Bürgermeister gratulierte der Jahrhundertfrau
Als sie geboren wurde, kostete ein Kilo Brot 12.000 Mark, und da war der Höhepunkt der Wirtschaftskrise noch nicht erreicht. Es war das Jahr der Hyperinflation, der Wert des Papiergelds sank ebenso schnell wie die Zahl der Nullen auf den Geldscheinen stieg. Ein Jahrhundert ist das her. Margarete Rother kann sich aber noch gut erinnern an ihre Kindheit in Neubistritz, wie die Deutschmähren ihren Heimatort nannten.

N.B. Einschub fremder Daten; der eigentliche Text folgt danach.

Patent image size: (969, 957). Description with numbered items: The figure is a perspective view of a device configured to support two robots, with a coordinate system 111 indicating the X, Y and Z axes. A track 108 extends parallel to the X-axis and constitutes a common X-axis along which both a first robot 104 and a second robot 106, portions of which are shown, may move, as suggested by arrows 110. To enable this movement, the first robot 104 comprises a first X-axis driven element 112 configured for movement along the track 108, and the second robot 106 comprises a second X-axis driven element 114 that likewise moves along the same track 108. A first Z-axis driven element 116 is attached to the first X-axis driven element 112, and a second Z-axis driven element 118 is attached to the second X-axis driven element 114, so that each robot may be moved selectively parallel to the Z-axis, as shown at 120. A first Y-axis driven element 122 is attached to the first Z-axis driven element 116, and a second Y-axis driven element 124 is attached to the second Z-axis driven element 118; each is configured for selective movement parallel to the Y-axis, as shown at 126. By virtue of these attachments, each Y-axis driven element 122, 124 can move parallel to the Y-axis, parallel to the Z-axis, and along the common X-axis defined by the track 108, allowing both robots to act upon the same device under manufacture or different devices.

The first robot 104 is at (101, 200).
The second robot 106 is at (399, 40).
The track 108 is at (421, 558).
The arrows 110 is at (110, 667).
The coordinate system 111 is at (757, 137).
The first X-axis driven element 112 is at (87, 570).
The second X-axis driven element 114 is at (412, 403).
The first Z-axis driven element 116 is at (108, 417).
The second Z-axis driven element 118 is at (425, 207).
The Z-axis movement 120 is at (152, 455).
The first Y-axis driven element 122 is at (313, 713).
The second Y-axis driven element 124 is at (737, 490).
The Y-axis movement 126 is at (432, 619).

Nova Bystrice nannten ihn die Tschechen – nach dem Ersten Weltkrieg war die kleine Stadt Teil der Tschechoslowakei geworden und lag nun an der Grenze zu Österreich. Viel hat Margarete Rother erlebt, auch die Vertreibung aus der Heimat, sie ist herumgekommen in Deutschland und in der Welt. In der vergangenen Woche feierte sie im Haus Morija ihren 100. Geburtstag. „Jetzt lerne ich endlich einmal den Bürgermeister kennen“, freute sie sich, als Rödermarks Verwaltungschef Jörg Rotter mit einem großen Strauß Blumen und Urkunden von der Stadt, vom Landrat und vom Ministerpräsidenten vorbeikam. Rotter war es eine Ehre, einer der ältesten Bürgerinnen der Stadt gratulieren zu dürfen.
Rödermärkerin ist die noch erstaunlich rüstige Jahrhundertfrau erst seit Anfang 2022. Bis dahin hatte sie noch im eigenen Haushalt in Heusenstamm gelebt, hatte auch nach dem Tod ihres Mannes, der 2016 im Alter von 93 Jahren gestorben war, noch vieles selbst erledigen können. Nach einem gesundheitlichen Vorfall musste ihr Sohn Michael dann aber einen Platz in einem Seniorenheim suchen. Der wohnt in Urberach und ist heilfroh, dass seine Mutter im Haus Morija aufgenommen werden konnte.
Jeden Tag schaut er vorbei und weiß, dass sie sich hier „richtig wohlfühlt“ – obwohl sie früher immer Bedenken gehabt habe, einmal in einem Heim zu „landen“. Wenn Michael Rother seine Mutter besucht, dann wird gespielt: Kniffel – gut fürs Gehirn, Tiroler Roulette – gut für die Finger, Kreativspiele oder das selbst gebastelte Angelspiel. Oder es geht ins Eiscafé im Breidert-Zentrum. Dahin schiebt Michael Rother seine Mutter im Rollstuhl, „aber im Haus geht alles noch mit dem Rollator“, versicherte er stolz.
Was ist nun das Geheimnis für ein so langes Leben? Sie habe immer viel gearbeitet, sei immer in Bewegung gewesen, habe sich geistig fit gehalten, sagte Margarete Rother- Sie sei geduldig und resilient und habe sich immer zu beschäftigen gewusst ergänzte ihr Sohn. Und sie habe viel von der Welt gesehen. Die junge Familie sei alle zwei Jahre umgezogen, weil sein Vater als früher EDV-Fachmann immer neue Anstellungen bekam. 1965 kam er zum Frankfurter Flughafen und blieb, die Familie zog nach Offenbach nach. Dort blieb das Ehepaar Rother bis 1998, dann ging es nach Heusenstamm.
Als Rentner verbrachten die beiden die Winter immer auf Mallorca und bereisten im Sommer Europa mit dem Wohnmobil, sein Vater noch mit 85 am Steuer, so Michael Rother, und seine Mutter als aufmerksame und die Straßenkarte studierende Beifahrerin. Ein besonderes Geschenk hatte der Sohn seiner Mutter zum Ehrentag gemacht: Per Google Maps erkundeten die beiden die alte Heimat von Margarete Rother – „das ging wunderbar, vieles hat sie noch erkannt“.